Invention Title:

COMMON SENSE REASONING FOR DEEPFAKE DETECTION

Publication number:

US20250225773

Publication date:
Section:

Physics

Class:

G06V10/7715

Inventors:

Assignee:

Applicant:

Drawings (4 of 24)

Smart overview of the Invention

The disclosed method addresses the challenge of detecting deepfake images by utilizing a system that integrates both visual and textual analysis. This approach allows users to input a textual inquiry along with an image, which is then processed by a deepfake detection model. The model includes components such as an image encoder, a text encoder, and a language model to generate a comprehensive textual analysis that determines the authenticity of the image and identifies specific visual features contributing to this classification.

Background

The prevalence of generative machine-learning techniques has significantly increased the production of deepfakes, posing potential risks related to misinformation and security threats. Traditional deepfake detection methods primarily function as binary classifiers, using techniques like convolution neural networks (CNNs). However, these methods often lack the ability to provide detailed textual explanations for their decisions, which is crucial for understanding why an image is classified as fake. The current need is for detection models that can incorporate common-sense reasoning to explain anomalies in images.

Summary of the Invention

The proposed system extends deepfake detection from merely identifying fake images to a more nuanced task called Deepfake Detection Visual Question Answer (DD-VQA). This task involves generating answers that not only confirm whether an image is fake but also provide textual explanations using common-sense knowledge. The DD-VQA task encourages models to focus on cognitive aspects of authenticity, moving beyond simple recognition-level features. Users can pose specific questions about facial components, allowing the model to simulate human intuition in explaining its classification.

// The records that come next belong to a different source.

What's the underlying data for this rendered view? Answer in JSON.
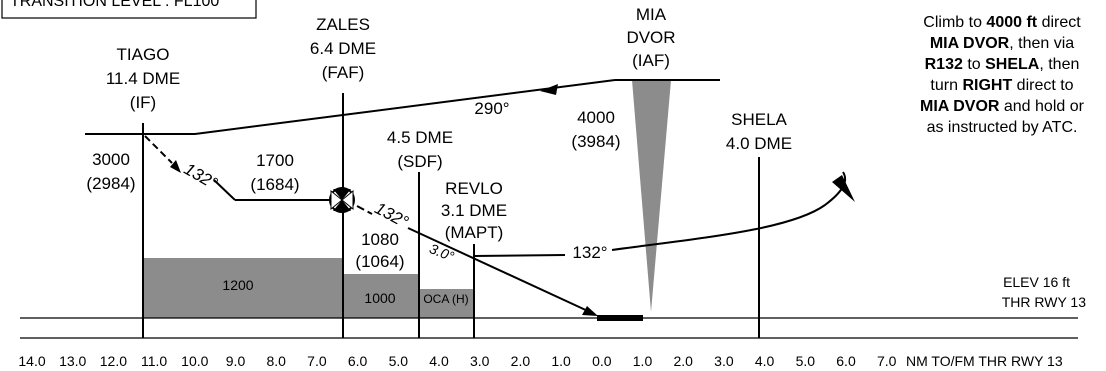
{
  "transition_level": "TRANSITION LEVEL : FL100",
  "instructions": {
    "lines": [
      [
        {
          "t": "Climb to ",
          "b": false
        },
        {
          "t": "4000 ft",
          "b": true
        },
        {
          "t": " direct",
          "b": false
        }
      ],
      [
        {
          "t": "MIA DVOR",
          "b": true
        },
        {
          "t": ", then via",
          "b": false
        }
      ],
      [
        {
          "t": "R132",
          "b": true
        },
        {
          "t": " to ",
          "b": false
        },
        {
          "t": "SHELA",
          "b": true
        },
        {
          "t": ", then",
          "b": false
        }
      ],
      [
        {
          "t": "turn ",
          "b": false
        },
        {
          "t": "RIGHT",
          "b": true
        },
        {
          "t": " direct to",
          "b": false
        }
      ],
      [
        {
          "t": "MIA DVOR",
          "b": true
        },
        {
          "t": " and hold or",
          "b": false
        }
      ],
      [
        {
          "t": "as instructed by ATC.",
          "b": false
        }
      ]
    ]
  },
  "fixes": {
    "tiago": {
      "name": "TIAGO",
      "dme": "11.4 DME",
      "role": "(IF)"
    },
    "zales": {
      "name": "ZALES",
      "dme": "6.4 DME",
      "role": "(FAF)"
    },
    "mia": {
      "name": "MIA",
      "type": "DVOR",
      "role": "(IAF)"
    },
    "sdf": {
      "dme": "4.5 DME",
      "role": "(SDF)"
    },
    "revlo": {
      "name": "REVLO",
      "dme": "3.1 DME",
      "role": "(MAPT)"
    },
    "shela": {
      "name": "SHELA",
      "dme": "4.0 DME"
    }
  },
  "altitudes": {
    "tiago": {
      "alt": "3000",
      "height": "(2984)"
    },
    "zales": {
      "alt": "1700",
      "height": "(1684)"
    },
    "sdf": {
      "alt": "1080",
      "height": "(1064)"
    },
    "mia": {
      "alt": "4000",
      "height": "(3984)"
    }
  },
  "courses": {
    "outbound": "290°",
    "inbound_1": "132°",
    "inbound_2": "132°",
    "missed": "132°"
  },
  "glidepath": "3.0°",
  "obstacle_blocks": {
    "block1": "1200",
    "block2": "1000",
    "oca": "OCA (H)"
  },
  "aerodrome": {
    "elev": "ELEV 16 ft",
    "thr": "THR RWY 13"
  },
  "axis": {
    "ticks": [
      "14.0",
      "13.0",
      "12.0",
      "11.0",
      "10.0",
      "9.0",
      "8.0",
      "7.0",
      "6.0",
      "5.0",
      "4.0",
      "3.0",
      "2.0",
      "1.0",
      "0.0",
      "1.0",
      "2.0",
      "3.0",
      "4.0",
      "5.0",
      "6.0",
      "7.0"
    ],
    "label": "NM TO/FM THR RWY 13"
  },
  "colors": {
    "fill": "#8c8c8c",
    "line": "#000000"
  }
}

Dataset and Model Training

To train the deepfake detection model effectively, a novel dataset named DD-VQA is introduced, comprising image-question-answer triplets. This dataset includes images sourced from public databases like FaceForensics++ and features questions designed to probe both general and specific aspects of image authenticity. Annotators provide decisions and reasons based on common-sense knowledge. The system enhances model training through contrastive learning techniques, improving its ability to distinguish between real and fake images across different modalities.

Conclusion

The introduction of the DD-VQA task and its corresponding dataset represents a significant advancement in deepfake detection, enabling models to provide decisions supported by textual explanations based on common-sense reasoning. The multi-modal Transformer model serves as a benchmark, with enhanced representation learning through contrastive learning formulations. This approach improves both the performance and generalization ability of deepfake detection models, offering better interpretability alongside detection accuracy.